Hotel pajamas are having a moment, and I will be championing this forever over the robe agenda. London sleepwear brand Desmond & Dempsey has teamed up with Ash Hotels on a pajama collection titled “Idle Hands,” timed to the upcoming opening of Shenandoah Mansions in Richmond, Virginia. The print: gouache-painted mythical creatures, ghostly spirits, magnolias, and a whisper of Virginia tobacco.
This week, I was invited to attend United’s first-ever Elevated event: a two-day media affair at their hangar at LAX that I genuinely did not want to leave. (I used to dream about attending events like these!) Day one: a demo flight to test Starlink in the air, looping up to San Francisco and back. Day two: a full slate of announcements, a fireside chat with CEO Scott Kirby, and a tour of a 787-9 outfitted with their new interior (where I met Rachel, a Dreamliner pilot around my age—we basically became best friends immediately).
The news came fast. The A321XLR (replacing the 757 on transatlantic routes) will be the first narrowbody aircraft to ever carry a full Polaris cabin, which means lie-flat business class on routes that have never seen it.
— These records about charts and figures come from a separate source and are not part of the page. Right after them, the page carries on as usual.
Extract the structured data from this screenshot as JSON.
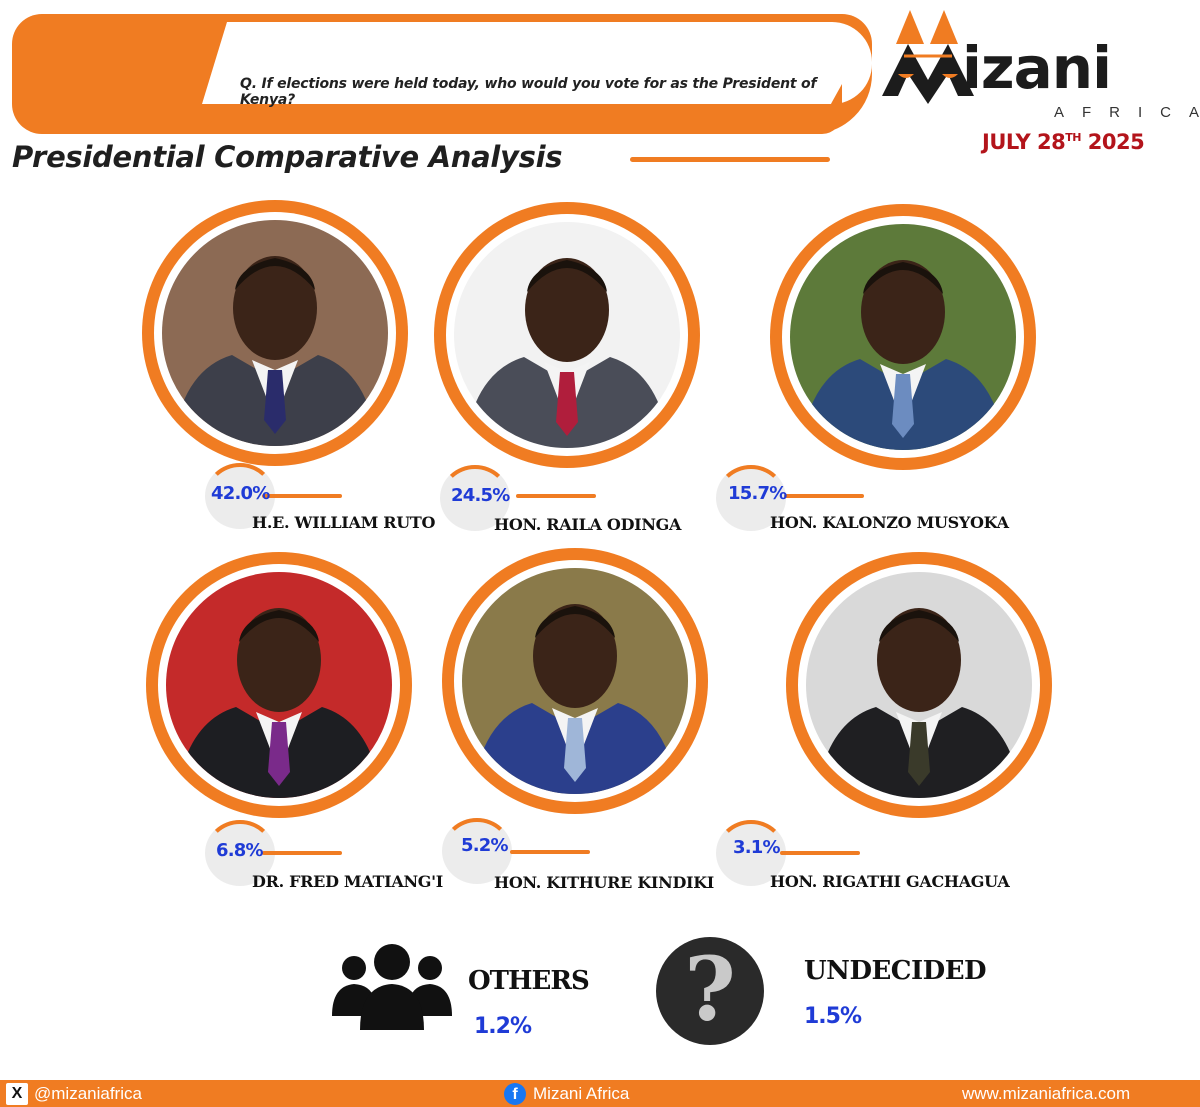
{
  "header": {
    "question": "Q. If elections were held today, who would you vote for as the President of Kenya?",
    "title": "Presidential Comparative Analysis",
    "date_prefix": "JULY 28",
    "date_sup": "TH",
    "date_year": "2025"
  },
  "logo": {
    "word": "izani",
    "sub": "AFRICA"
  },
  "candidates": [
    {
      "name": "H.E. WILLIAM RUTO",
      "pct": "42.0%",
      "suit": "#3d3f4a",
      "tie": "#2a2c6b",
      "bg": "#8c6a54"
    },
    {
      "name": "HON. RAILA ODINGA",
      "pct": "24.5%",
      "suit": "#4a4d58",
      "tie": "#b01e3c",
      "bg": "#f2f2f2"
    },
    {
      "name": "HON. KALONZO MUSYOKA",
      "pct": "15.7%",
      "suit": "#2c4a7a",
      "tie": "#6c8cc0",
      "bg": "#5d7a3a"
    },
    {
      "name": "DR. FRED MATIANG'I",
      "pct": "6.8%",
      "suit": "#1d1e22",
      "tie": "#7a2a8a",
      "bg": "#c42a2a"
    },
    {
      "name": "HON. KITHURE KINDIKI",
      "pct": "5.2%",
      "suit": "#2b3f8c",
      "tie": "#9fb6d8",
      "bg": "#8a7a4a"
    },
    {
      "name": "HON. RIGATHI GACHAGUA",
      "pct": "3.1%",
      "suit": "#1f1f22",
      "tie": "#3a3a2a",
      "bg": "#d9d9d9"
    }
  ],
  "others": {
    "label": "OTHERS",
    "value": "1.2%"
  },
  "undecided": {
    "label": "UNDECIDED",
    "value": "1.5%",
    "glyph": "?"
  },
  "footer": {
    "x_glyph": "X",
    "handle": "@mizaniafrica",
    "fb_glyph": "f",
    "page": "Mizani Africa",
    "website": "www.mizaniafrica.com"
  },
  "colors": {
    "accent": "#f07c22",
    "percent": "#1f3bd6",
    "date": "#b3141b"
  }
}
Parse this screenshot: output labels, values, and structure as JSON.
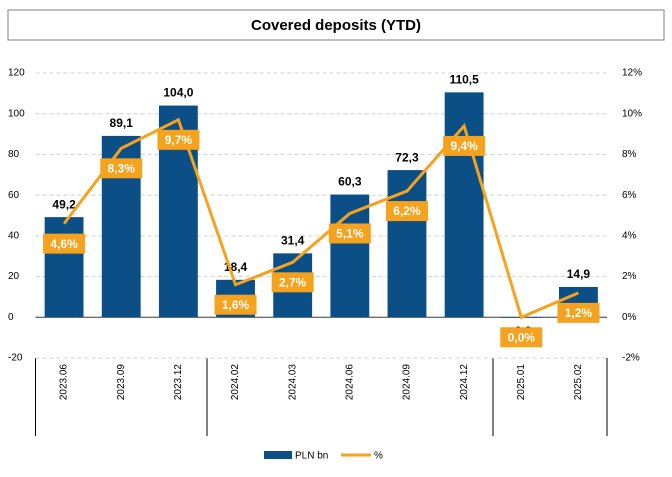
{
  "chart_data": {
    "type": "bar",
    "title": "Covered deposits (YTD)",
    "categories": [
      "2023.06",
      "2023.09",
      "2023.12",
      "2024.02",
      "2024.03",
      "2024.06",
      "2024.09",
      "2024.12",
      "2025.01",
      "2025.02"
    ],
    "series": [
      {
        "name": "PLN bn",
        "type": "bar",
        "axis": "y",
        "color": "#0b4f86",
        "values": [
          49.2,
          89.1,
          104.0,
          18.4,
          31.4,
          60.3,
          72.3,
          110.5,
          -0.2,
          14.9
        ],
        "value_labels": [
          "49,2",
          "89,1",
          "104,0",
          "18,4",
          "31,4",
          "60,3",
          "72,3",
          "110,5",
          "-0,2",
          "14,9"
        ]
      },
      {
        "name": "%",
        "type": "line",
        "axis": "y2",
        "color": "#f5a21e",
        "values": [
          4.6,
          8.3,
          9.7,
          1.6,
          2.7,
          5.1,
          6.2,
          9.4,
          0.0,
          1.2
        ],
        "value_labels": [
          "4,6%",
          "8,3%",
          "9,7%",
          "1,6%",
          "2,7%",
          "5,1%",
          "6,2%",
          "9,4%",
          "0,0%",
          "1,2%"
        ]
      }
    ],
    "ylim": [
      -20,
      120
    ],
    "yticks": [
      -20,
      0,
      20,
      40,
      60,
      80,
      100,
      120
    ],
    "y2lim": [
      -2,
      12
    ],
    "y2ticks": [
      {
        "value": -2,
        "label": "-2%"
      },
      {
        "value": 0,
        "label": "0%"
      },
      {
        "value": 2,
        "label": "2%"
      },
      {
        "value": 4,
        "label": "4%"
      },
      {
        "value": 6,
        "label": "6%"
      },
      {
        "value": 8,
        "label": "8%"
      },
      {
        "value": 10,
        "label": "10%"
      },
      {
        "value": 12,
        "label": "12%"
      }
    ],
    "grid": true,
    "legend": "bottom"
  }
}
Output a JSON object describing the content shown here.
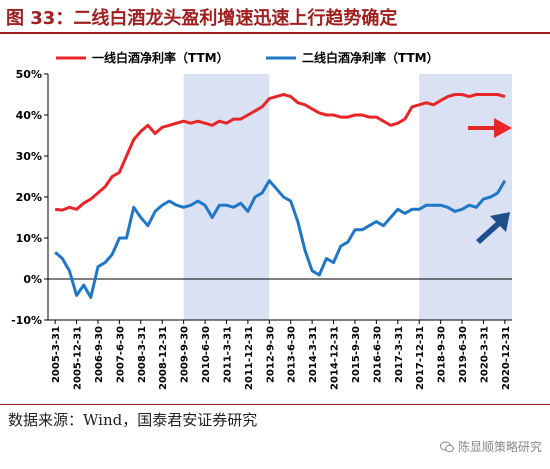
{
  "figure": {
    "title": "图 33：二线白酒龙头盈利增速迅速上行趋势确定",
    "source": "数据来源：Wind，国泰君安证券研究",
    "watermark": "陈显顺策略研究",
    "colors": {
      "title": "#a01e1e",
      "series1": "#e8262a",
      "series2": "#1f77c8",
      "shade": "#d9e1f2",
      "arrow_red": "#e8262a",
      "arrow_blue": "#1f4e8c"
    },
    "icons": [
      "wechat-icon",
      "right-arrow-icon",
      "up-right-arrow-icon"
    ]
  },
  "chart_data": {
    "type": "line",
    "title": "",
    "xlabel": "",
    "ylabel": "",
    "ylim": [
      -10,
      50
    ],
    "yticks": [
      "-10%",
      "0%",
      "10%",
      "20%",
      "30%",
      "40%",
      "50%"
    ],
    "ytick_values": [
      -10,
      0,
      10,
      20,
      30,
      40,
      50
    ],
    "xticks": [
      "2005-3-31",
      "2005-12-31",
      "2006-9-30",
      "2007-6-30",
      "2008-3-31",
      "2008-12-31",
      "2009-9-30",
      "2010-6-30",
      "2011-3-31",
      "2011-12-31",
      "2012-9-30",
      "2013-6-30",
      "2014-3-31",
      "2014-12-31",
      "2015-9-30",
      "2016-6-30",
      "2017-3-31",
      "2017-12-31",
      "2018-9-30",
      "2019-6-30",
      "2020-3-31",
      "2020-12-31"
    ],
    "xtick_values": [
      2005.25,
      2006.0,
      2006.75,
      2007.5,
      2008.25,
      2009.0,
      2009.75,
      2010.5,
      2011.25,
      2012.0,
      2012.75,
      2013.5,
      2014.25,
      2015.0,
      2015.75,
      2016.5,
      2017.25,
      2018.0,
      2018.75,
      2019.5,
      2020.25,
      2021.0
    ],
    "xlim": [
      2005.0,
      2021.25
    ],
    "legend": "top",
    "grid": false,
    "shaded_ranges": [
      [
        2009.75,
        2012.75
      ],
      [
        2018.0,
        2021.25
      ]
    ],
    "series": [
      {
        "name": "一线白酒净利率（TTM）",
        "color": "#e8262a",
        "x": [
          2005.25,
          2005.5,
          2005.75,
          2006.0,
          2006.25,
          2006.5,
          2006.75,
          2007.0,
          2007.25,
          2007.5,
          2007.75,
          2008.0,
          2008.25,
          2008.5,
          2008.75,
          2009.0,
          2009.25,
          2009.5,
          2009.75,
          2010.0,
          2010.25,
          2010.5,
          2010.75,
          2011.0,
          2011.25,
          2011.5,
          2011.75,
          2012.0,
          2012.25,
          2012.5,
          2012.75,
          2013.0,
          2013.25,
          2013.5,
          2013.75,
          2014.0,
          2014.25,
          2014.5,
          2014.75,
          2015.0,
          2015.25,
          2015.5,
          2015.75,
          2016.0,
          2016.25,
          2016.5,
          2016.75,
          2017.0,
          2017.25,
          2017.5,
          2017.75,
          2018.0,
          2018.25,
          2018.5,
          2018.75,
          2019.0,
          2019.25,
          2019.5,
          2019.75,
          2020.0,
          2020.25,
          2020.5,
          2020.75,
          2021.0
        ],
        "y": [
          17,
          16.8,
          17.5,
          17,
          18.5,
          19.5,
          21,
          22.5,
          25,
          26,
          30,
          34,
          36,
          37.5,
          35.5,
          37,
          37.5,
          38,
          38.5,
          38,
          38.5,
          38,
          37.5,
          38.5,
          38,
          39,
          39,
          40,
          41,
          42,
          44,
          44.5,
          45,
          44.5,
          43,
          42.5,
          41.5,
          40.5,
          40,
          40,
          39.5,
          39.5,
          40,
          40,
          39.5,
          39.5,
          38.5,
          37.5,
          38,
          39,
          42,
          42.5,
          43,
          42.5,
          43.5,
          44.5,
          45,
          45,
          44.5,
          45,
          45,
          45,
          45,
          44.5
        ]
      },
      {
        "name": "二线白酒净利率（TTM）",
        "color": "#1f77c8",
        "x": [
          2005.25,
          2005.5,
          2005.75,
          2006.0,
          2006.25,
          2006.5,
          2006.75,
          2007.0,
          2007.25,
          2007.5,
          2007.75,
          2008.0,
          2008.25,
          2008.5,
          2008.75,
          2009.0,
          2009.25,
          2009.5,
          2009.75,
          2010.0,
          2010.25,
          2010.5,
          2010.75,
          2011.0,
          2011.25,
          2011.5,
          2011.75,
          2012.0,
          2012.25,
          2012.5,
          2012.75,
          2013.0,
          2013.25,
          2013.5,
          2013.75,
          2014.0,
          2014.25,
          2014.5,
          2014.75,
          2015.0,
          2015.25,
          2015.5,
          2015.75,
          2016.0,
          2016.25,
          2016.5,
          2016.75,
          2017.0,
          2017.25,
          2017.5,
          2017.75,
          2018.0,
          2018.25,
          2018.5,
          2018.75,
          2019.0,
          2019.25,
          2019.5,
          2019.75,
          2020.0,
          2020.25,
          2020.5,
          2020.75,
          2021.0
        ],
        "y": [
          6.5,
          5,
          2,
          -4,
          -1.5,
          -4.5,
          3,
          4,
          6,
          10,
          10,
          17.5,
          15,
          13,
          16.5,
          18,
          19,
          18,
          17.5,
          18,
          19,
          18,
          15,
          18,
          18,
          17.5,
          18.5,
          16.5,
          20,
          21,
          24,
          22,
          20,
          19,
          14,
          7,
          2,
          1,
          5,
          4,
          8,
          9,
          12,
          12,
          13,
          14,
          13,
          15,
          17,
          16,
          17,
          17,
          18,
          18,
          18,
          17.5,
          16.5,
          17,
          18,
          17.5,
          19.5,
          20,
          21,
          24
        ]
      }
    ]
  }
}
Then there’s the Coastliner, United’s new transcon aircraft, which will get its own distinct livery painted on the underside (a fun little detail an avgeek like me appreciates). And United is pulling three economy seats to make room for a proper snack bar—something most airlines would never greenlight—and that’s a detail that seriously impressed me. Oh, and attendees were the first to hear about the Relax Row, which is so buzzy that it’s gone viral well beyond the aviation industry.
Six Senses London — London, England
Six Senses finally made it to London—three years late, worth the wait. The brand's first UK property opened early March inside The Whiteley, a Grade II-listed Edwardian landmark and former department store in Bayswater, steps from Hyde Park and Notting Hill. The spa is one of the largest in the capital at 2,300 square metres, anchored by what's believed to be London's first magnesium pool, plus a Finnish sauna, cold plunge, flotation pod, cryotherapy at -110°C, and a full biohacking and longevity zone. There's also Six Senses Place, the brand's first-ever private members club, which is very much giving Soho House a run for its money on the wellness front. The wellness hotel London has needed for years, in the neighborhood everyone forgot about. Bayswater's moment is here.